Keir Starmer has hit out at claims that the government suppressed furlough funding for sick workers self-isolating at the height of the Covid pandemic.
The Labour leader waded into the row after it emerged that senior civil servants had complained that the Treasury was worried about publicising a relatively unknown provision in the furlough rules that allows temporary payments for staff forced to quarantine.
The Politico.eu website said it had seen emails, dated from January and February this year, showing that officials had complained about the failure to make employers and staff aware of the guidance.
“Furlough can be used to cover self-isolation, but [the Treasury] are reluctant to say this explicitly in guidance because it could lead to employees being furloughed who do not need to be,” one email read. “This is a live issue being worked through.”
One senior official explained in their complaint: “Incentive payments are too low to incentivise employees to take tests due to risk of loss of income.”
Both Downing Street and the Treasury insisted that the guidance was clear on the government’s own website that the furlough scheme had never been intended to be used as a substitute for statutory sick pay.
But Labour said the revelations were “shameful and reckless”, with Starmer adding he was “really concerned” about any suggestion of restricting cash help for home quarantine.
“One of the big issues for the 14 months or so we have been in the pandemic has been whether people feel that they can afford to self-isolate,” he told reporters during a visit to Airbus in Bristol.
“Self-isolation is a huge tool in the armoury when it comes to defeating the pandemic, but too many people felt that they couldn’t afford to self-isolate.
“We have been saying this for a year or more, so the idea now that this has been suppressed I think is so wrong in terms of how we fight this pandemic.”
Shadow Treasury minister Bridget Phillipson added: “It is shameful and reckless that the Chancellor ignored professional advice and put countless people and workplaces at unnecessary risk when he had the opportunity to help.”
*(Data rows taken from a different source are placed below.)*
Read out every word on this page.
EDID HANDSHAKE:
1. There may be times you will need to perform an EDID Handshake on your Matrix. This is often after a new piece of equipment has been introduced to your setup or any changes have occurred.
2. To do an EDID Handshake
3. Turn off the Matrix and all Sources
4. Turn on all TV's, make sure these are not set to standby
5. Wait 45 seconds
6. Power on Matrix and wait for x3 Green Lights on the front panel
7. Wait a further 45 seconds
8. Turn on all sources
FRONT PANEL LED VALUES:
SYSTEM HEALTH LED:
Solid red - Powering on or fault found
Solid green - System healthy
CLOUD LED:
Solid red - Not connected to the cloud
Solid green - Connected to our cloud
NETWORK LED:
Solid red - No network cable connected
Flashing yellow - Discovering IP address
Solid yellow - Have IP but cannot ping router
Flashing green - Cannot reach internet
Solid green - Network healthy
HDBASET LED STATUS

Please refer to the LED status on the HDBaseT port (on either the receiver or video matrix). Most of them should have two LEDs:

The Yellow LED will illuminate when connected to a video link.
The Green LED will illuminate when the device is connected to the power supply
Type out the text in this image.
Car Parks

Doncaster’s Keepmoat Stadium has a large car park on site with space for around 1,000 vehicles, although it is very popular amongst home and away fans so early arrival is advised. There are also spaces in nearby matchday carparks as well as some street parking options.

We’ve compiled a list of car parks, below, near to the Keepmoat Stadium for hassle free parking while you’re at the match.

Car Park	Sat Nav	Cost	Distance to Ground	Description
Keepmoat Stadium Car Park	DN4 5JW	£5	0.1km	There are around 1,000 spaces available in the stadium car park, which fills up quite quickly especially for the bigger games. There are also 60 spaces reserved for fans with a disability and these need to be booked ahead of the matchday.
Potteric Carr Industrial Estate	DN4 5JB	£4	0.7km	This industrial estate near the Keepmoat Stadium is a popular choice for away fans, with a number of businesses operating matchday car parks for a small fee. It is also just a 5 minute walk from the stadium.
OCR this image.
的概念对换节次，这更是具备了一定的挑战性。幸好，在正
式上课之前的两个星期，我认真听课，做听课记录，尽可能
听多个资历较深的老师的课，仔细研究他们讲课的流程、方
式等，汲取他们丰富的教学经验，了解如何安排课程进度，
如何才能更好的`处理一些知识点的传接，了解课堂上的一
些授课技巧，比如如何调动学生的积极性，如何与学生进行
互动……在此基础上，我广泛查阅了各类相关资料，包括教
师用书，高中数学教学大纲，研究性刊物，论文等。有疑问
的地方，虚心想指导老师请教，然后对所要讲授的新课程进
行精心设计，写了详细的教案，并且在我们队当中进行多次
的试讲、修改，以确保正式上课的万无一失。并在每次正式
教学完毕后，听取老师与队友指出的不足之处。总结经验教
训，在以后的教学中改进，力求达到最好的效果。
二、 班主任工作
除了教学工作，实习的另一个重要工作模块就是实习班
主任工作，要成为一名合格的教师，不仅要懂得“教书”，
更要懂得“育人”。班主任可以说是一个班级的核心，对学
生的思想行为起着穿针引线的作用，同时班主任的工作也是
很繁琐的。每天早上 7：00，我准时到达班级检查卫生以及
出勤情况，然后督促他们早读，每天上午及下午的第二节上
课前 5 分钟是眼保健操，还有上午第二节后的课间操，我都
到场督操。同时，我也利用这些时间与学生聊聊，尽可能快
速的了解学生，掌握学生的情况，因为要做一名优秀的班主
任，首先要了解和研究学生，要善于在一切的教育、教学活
The government guidance for firms makes clear that short-term illness or isolation “should not be a consideration when deciding if you should furlough an employee”.
But it adds: “If, however, employers want to furlough employees for business reasons and they are currently off sick, they are eligible to do so, as with other employees. In these cases, the employee should no longer receive sick pay and would be classified as a furloughed employee.”
Government sources said that the reason for the rules was that HM Revenue & Customs would have no mechanism or way of identifying those being furloughed for short term sickness, and it could open the whole scheme to fraud risk.
The prime minister’s official spokesperson said: “The guidance on Gov.uk sets out that the furlough scheme is not intended for short-term absences from work due to sickness and self-isolation should not be a consideration when a business is deciding if a business should furlough an employee.”
A Treasury spokesperson added: “It has always been clear that the purpose of the furlough scheme is to support jobs – we’ve been upfront about that from the start.
“We have a specific support package in place for those self-isolating due to coronavirus, including £500 one off payments for those on low incomes.
“If an employer wants to furlough an employee for business reasons and they are currently off sick then they are eligible to do so as with other employees. This has been set out in guidance since April last year.”
Separately, Downing Street tried to play down reports that ministers would legislate to allow a legal right to work from home because of the pandemic.
“We’ve asked people to work from home where they can during the pandemic but there are no plans to make this permanent or introduce a legal right to work from home,” the PM’s spokesperson said.
“There’s no plans to make working from home permanent or introduce a legal right to work from home.”
But he added the government was committed in its manifesto to a possible default right to flexible working. “What we’re consulting on is making flexible working a default option, unless employers have good reasons not to.”
He defined flexible working as “a range of working arrangements around time, place and hours of work including part-time working, flexi-time or compressed hours” but not necessarily working from home.